Her mantra is simple, but key: “If you don’t need it, love it or use it — get rid of it.”
The space Amy creates is not only in the home. It’s in the mind too. She is a certified Kripalu yoga teacher. When she de-clutters, she doesn’t dwell on that part of her life — though she does start with “take a deep breath. People are nervous that I’ll get rid of everything.”
But Amy firmly believes “you really don’t need a lot of stuff to be happy.” Clearing out physical space is centering and relaxing.
It sure is. As we worked together — she handing me boxes; me realizing I didn’t really need to keep all the correspondence about every book I’ve written, but that I loved every photo I found; she sorting everything I was tossing into bins marked “recycle,” “incinerate” and “donate” (to Goodwill, Habitat for Humanity and other organizations) — I felt awe.
Amy was right.
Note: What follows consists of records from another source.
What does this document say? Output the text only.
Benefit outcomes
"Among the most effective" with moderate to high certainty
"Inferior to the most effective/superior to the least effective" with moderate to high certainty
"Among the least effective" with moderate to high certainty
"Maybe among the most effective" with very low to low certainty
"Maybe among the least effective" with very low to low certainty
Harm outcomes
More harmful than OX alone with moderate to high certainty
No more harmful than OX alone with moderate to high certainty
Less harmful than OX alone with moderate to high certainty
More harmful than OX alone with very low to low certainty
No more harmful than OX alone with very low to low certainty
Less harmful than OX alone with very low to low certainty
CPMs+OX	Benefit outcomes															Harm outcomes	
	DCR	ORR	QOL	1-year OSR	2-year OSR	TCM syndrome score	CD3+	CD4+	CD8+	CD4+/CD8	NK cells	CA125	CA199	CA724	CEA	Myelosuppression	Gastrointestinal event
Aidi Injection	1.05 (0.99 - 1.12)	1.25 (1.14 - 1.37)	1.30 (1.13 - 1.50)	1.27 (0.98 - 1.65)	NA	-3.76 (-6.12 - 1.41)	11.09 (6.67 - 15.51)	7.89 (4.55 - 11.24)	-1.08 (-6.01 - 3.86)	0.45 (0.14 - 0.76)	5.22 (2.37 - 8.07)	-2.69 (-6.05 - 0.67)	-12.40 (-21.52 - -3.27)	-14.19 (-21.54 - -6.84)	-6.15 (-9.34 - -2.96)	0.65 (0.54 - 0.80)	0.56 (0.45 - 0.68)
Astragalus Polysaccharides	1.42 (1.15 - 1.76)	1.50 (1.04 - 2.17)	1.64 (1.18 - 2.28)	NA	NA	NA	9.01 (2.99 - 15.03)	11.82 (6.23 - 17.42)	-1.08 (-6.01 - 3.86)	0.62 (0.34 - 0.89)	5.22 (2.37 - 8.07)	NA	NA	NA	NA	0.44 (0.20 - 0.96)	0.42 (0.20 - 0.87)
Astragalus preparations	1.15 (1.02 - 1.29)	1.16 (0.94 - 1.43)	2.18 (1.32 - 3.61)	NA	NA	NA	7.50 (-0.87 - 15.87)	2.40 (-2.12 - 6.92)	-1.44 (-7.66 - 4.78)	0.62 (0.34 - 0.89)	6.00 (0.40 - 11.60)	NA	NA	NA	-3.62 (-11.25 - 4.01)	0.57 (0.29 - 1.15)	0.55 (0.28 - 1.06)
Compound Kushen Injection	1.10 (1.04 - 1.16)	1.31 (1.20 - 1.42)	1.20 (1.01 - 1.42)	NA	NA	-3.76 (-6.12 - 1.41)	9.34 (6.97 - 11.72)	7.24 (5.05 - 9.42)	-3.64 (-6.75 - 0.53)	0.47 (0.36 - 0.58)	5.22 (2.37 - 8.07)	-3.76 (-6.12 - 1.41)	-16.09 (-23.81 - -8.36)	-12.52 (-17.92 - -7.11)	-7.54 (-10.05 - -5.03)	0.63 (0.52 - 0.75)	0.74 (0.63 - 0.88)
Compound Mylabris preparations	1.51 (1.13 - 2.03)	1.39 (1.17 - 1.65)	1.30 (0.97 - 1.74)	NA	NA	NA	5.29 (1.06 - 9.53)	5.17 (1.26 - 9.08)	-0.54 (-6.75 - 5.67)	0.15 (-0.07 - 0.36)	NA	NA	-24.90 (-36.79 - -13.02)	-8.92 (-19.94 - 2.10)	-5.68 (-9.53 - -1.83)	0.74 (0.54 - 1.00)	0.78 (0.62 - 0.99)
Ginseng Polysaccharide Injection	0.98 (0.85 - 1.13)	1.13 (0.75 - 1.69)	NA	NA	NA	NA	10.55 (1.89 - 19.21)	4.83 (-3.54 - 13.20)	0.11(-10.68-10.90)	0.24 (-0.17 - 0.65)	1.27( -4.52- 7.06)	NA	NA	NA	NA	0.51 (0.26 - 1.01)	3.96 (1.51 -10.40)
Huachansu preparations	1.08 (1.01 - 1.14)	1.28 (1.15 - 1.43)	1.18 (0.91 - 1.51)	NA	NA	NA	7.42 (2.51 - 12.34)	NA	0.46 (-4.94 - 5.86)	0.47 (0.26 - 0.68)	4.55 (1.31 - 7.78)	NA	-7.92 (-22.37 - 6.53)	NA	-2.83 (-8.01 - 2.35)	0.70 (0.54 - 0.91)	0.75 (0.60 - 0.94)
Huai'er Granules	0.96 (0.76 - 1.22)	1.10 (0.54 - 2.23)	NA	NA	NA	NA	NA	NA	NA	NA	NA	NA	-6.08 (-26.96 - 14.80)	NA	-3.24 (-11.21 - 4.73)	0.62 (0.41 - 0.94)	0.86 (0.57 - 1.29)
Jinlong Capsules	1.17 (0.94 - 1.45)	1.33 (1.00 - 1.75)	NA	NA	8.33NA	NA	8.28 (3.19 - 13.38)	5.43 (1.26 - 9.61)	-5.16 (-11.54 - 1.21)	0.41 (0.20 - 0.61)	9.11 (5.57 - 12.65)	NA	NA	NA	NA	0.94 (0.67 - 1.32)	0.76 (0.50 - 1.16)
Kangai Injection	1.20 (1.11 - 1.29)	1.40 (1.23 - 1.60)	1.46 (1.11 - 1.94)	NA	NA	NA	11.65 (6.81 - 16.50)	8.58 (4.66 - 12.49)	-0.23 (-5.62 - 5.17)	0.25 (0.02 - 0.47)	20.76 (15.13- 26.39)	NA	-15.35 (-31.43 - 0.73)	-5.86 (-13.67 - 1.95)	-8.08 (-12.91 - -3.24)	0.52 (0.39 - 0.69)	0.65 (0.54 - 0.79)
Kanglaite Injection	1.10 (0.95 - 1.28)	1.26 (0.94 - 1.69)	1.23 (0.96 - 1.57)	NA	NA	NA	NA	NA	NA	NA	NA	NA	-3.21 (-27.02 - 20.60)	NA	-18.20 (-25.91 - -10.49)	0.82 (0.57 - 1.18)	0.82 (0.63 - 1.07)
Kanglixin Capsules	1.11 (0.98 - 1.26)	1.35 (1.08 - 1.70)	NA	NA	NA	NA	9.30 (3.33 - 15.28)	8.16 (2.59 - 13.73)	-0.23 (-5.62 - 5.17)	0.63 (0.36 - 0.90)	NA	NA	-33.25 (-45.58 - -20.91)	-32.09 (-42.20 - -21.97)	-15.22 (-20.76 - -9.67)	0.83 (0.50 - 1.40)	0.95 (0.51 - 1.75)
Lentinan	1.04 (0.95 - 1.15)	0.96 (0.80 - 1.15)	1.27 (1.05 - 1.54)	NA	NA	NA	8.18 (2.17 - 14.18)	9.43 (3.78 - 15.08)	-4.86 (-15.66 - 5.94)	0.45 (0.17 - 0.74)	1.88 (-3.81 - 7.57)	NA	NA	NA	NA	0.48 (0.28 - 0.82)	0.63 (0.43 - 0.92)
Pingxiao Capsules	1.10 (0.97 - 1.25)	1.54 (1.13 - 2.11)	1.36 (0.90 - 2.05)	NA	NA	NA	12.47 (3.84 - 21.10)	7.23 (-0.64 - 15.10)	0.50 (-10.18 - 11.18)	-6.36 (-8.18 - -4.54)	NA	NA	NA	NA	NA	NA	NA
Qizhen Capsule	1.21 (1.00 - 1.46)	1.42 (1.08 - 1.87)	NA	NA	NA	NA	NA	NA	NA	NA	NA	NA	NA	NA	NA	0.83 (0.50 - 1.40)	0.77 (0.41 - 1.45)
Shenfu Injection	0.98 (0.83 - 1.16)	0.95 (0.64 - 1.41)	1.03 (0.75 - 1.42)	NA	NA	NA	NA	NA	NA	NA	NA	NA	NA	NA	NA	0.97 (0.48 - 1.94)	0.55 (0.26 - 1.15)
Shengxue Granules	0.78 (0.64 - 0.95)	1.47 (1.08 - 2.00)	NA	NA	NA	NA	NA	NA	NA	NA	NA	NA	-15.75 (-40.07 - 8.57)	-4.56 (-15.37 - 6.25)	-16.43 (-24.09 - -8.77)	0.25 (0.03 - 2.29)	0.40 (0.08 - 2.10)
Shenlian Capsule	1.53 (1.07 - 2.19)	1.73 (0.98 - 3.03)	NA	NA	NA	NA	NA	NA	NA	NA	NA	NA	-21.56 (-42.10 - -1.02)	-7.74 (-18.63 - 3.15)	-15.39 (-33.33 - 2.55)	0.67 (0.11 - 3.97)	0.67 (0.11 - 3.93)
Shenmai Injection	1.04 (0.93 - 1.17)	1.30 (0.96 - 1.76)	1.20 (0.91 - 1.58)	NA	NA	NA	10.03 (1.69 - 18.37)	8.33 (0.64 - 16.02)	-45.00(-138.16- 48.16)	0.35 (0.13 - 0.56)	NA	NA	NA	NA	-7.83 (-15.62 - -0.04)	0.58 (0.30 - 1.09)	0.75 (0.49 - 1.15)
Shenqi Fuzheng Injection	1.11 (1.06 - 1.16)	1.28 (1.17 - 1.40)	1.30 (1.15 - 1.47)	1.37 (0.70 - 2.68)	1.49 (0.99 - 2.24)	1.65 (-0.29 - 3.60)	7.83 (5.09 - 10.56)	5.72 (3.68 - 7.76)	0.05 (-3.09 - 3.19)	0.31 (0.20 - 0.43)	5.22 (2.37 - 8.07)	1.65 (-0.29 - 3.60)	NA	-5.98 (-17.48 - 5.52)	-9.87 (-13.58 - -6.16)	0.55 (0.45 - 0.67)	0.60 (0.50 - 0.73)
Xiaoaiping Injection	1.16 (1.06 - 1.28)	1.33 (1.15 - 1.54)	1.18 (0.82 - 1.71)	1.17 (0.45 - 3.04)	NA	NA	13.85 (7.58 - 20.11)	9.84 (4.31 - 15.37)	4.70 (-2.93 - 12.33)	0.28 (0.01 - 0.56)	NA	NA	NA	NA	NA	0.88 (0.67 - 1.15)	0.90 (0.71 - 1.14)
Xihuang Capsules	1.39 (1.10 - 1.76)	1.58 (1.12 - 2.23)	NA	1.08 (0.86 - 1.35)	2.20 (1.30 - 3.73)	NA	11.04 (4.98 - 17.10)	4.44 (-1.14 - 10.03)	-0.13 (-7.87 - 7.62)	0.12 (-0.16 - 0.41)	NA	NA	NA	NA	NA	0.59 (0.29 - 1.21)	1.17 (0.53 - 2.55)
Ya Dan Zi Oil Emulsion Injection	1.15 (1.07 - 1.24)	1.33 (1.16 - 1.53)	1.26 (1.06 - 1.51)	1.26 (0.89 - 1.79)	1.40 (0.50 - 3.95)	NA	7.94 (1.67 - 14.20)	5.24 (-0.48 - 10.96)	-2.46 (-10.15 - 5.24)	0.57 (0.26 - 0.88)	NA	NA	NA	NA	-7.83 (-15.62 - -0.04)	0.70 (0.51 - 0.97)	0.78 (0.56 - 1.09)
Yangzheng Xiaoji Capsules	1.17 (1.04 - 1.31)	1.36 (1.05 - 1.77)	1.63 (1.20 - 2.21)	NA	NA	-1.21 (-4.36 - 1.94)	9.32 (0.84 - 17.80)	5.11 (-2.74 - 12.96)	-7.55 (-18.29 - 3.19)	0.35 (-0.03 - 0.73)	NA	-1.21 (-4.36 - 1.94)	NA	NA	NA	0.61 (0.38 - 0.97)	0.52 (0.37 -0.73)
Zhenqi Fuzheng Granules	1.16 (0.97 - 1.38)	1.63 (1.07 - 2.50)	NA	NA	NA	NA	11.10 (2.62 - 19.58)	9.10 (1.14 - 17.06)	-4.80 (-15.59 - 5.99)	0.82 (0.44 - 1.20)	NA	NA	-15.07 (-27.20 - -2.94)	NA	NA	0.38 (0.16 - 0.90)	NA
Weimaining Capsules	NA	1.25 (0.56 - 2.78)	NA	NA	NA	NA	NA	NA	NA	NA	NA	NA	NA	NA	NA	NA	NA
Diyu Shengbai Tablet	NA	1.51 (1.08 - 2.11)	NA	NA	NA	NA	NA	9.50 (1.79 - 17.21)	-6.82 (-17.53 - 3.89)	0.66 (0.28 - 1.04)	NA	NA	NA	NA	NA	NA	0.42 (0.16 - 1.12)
I felt better. Lighter. Freer. I was ready — eager! — to attack the piles of who-knows-what cluttering my desk and chairs, filling up my floor (physically) and my head (mentally).
Amy is a pro. She’s non-judgmental. She’s confidential. And — this may be most remarkable of all — she hauls most of the stuff away, fitting whatever she can into her SUV for distribution to Goodwill or the dump.
She even brings bins. This woman is the real deal.
Amy’s services go beyond de-cluttering. She does estate dissolutions, and helps senior citizens downsize. (“Your kids don’t want it!” is another favorite mantra.)
She’s available too for “virtual organization”: telephone consultations, or video chats via Skype and FaceTime.
I’m glad we got together in real time though. Amy was fast, efficient — and fun.
I’m enjoying my un-cluttered closet. I’m ready for the next round.
And I don’t miss all those old Christmas cards, my notebooks from college, or that VHS cassette telling me how to use my Kaypro computer at all.